Something I’ve been thinking about over the course of the last few weeks is whether religion is the answer to our problems and to the question of God (some may say they are one and the same). In many ways I am sympathetic toward theologians who envision a religionless Christianity (be it through Bonhoeffer or Tillich’s concept of dynamics and form). In the spirit of genuine curiosity, what is your take on religion? Is it a necessary component or hindrance to the universal message of the gospel?
March 22, 2007
March 22, 2007 at 12:21 pm
My take is that we something to leverage against ourselves. Something “good” needs to exist “outside” our current system of ethics and investments so that we can be fruitfully critiqued. Phrased other way, we need a place for prophets to stand. “God” functions as that “place,” the fulcrum and lever of moral change and critique.
March 22, 2007 at 1:47 pm
I want to say that religion has some sort of “answer”, since I’m a pastor and am supposed to say things like that, but when I look at the world it seems that a lot of the problems we are trying to “answer” were made in the name of religion.

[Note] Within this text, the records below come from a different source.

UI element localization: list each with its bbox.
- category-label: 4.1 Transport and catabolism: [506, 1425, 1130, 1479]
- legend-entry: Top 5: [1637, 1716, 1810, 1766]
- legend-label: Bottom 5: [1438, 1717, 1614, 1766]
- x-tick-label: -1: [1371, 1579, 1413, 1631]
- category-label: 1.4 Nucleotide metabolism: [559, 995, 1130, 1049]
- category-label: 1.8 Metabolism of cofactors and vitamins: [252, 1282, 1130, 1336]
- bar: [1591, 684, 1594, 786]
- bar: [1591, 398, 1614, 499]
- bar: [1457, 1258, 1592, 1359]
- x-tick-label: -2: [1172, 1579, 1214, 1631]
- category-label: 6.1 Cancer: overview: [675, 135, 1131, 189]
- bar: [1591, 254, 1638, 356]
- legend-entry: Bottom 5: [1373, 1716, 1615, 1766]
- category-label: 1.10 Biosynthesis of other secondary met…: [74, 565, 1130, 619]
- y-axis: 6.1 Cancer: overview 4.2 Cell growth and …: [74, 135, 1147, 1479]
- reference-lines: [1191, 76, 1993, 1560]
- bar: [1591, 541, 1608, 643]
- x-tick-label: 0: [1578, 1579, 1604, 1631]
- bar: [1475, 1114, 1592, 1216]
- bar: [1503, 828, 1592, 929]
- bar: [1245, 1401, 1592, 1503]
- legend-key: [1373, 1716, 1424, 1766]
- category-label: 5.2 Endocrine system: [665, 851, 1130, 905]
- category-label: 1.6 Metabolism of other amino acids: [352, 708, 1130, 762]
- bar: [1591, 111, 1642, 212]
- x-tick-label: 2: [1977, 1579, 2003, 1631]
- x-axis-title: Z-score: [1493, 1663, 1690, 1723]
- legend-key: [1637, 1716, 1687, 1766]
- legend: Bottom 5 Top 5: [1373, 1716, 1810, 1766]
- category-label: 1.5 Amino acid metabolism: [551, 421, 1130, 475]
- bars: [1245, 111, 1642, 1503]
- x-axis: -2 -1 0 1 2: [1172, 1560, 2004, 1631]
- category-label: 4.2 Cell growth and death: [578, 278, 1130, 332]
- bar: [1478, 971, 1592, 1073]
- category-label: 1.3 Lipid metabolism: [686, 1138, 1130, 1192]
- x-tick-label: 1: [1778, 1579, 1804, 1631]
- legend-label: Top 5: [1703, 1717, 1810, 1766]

I sat in a Barnes and Nobel a while back and read the preface to Richard Dawkin’s “The God Delusion”. In the preface, and later in the book, he asks readers to picture a world without religion, which is a world without religious-induced violence. He names some of the major problems in our world today, all of which are fueled by religion. If religion did not exist, does that mean these problems would not exist? Maybe, or maybe we would just find another outlet through which to fuel our hatred.
So, short answer to your question, religion is a necessary component to the universal message of the gospel. Long answer, it is not a necessary component.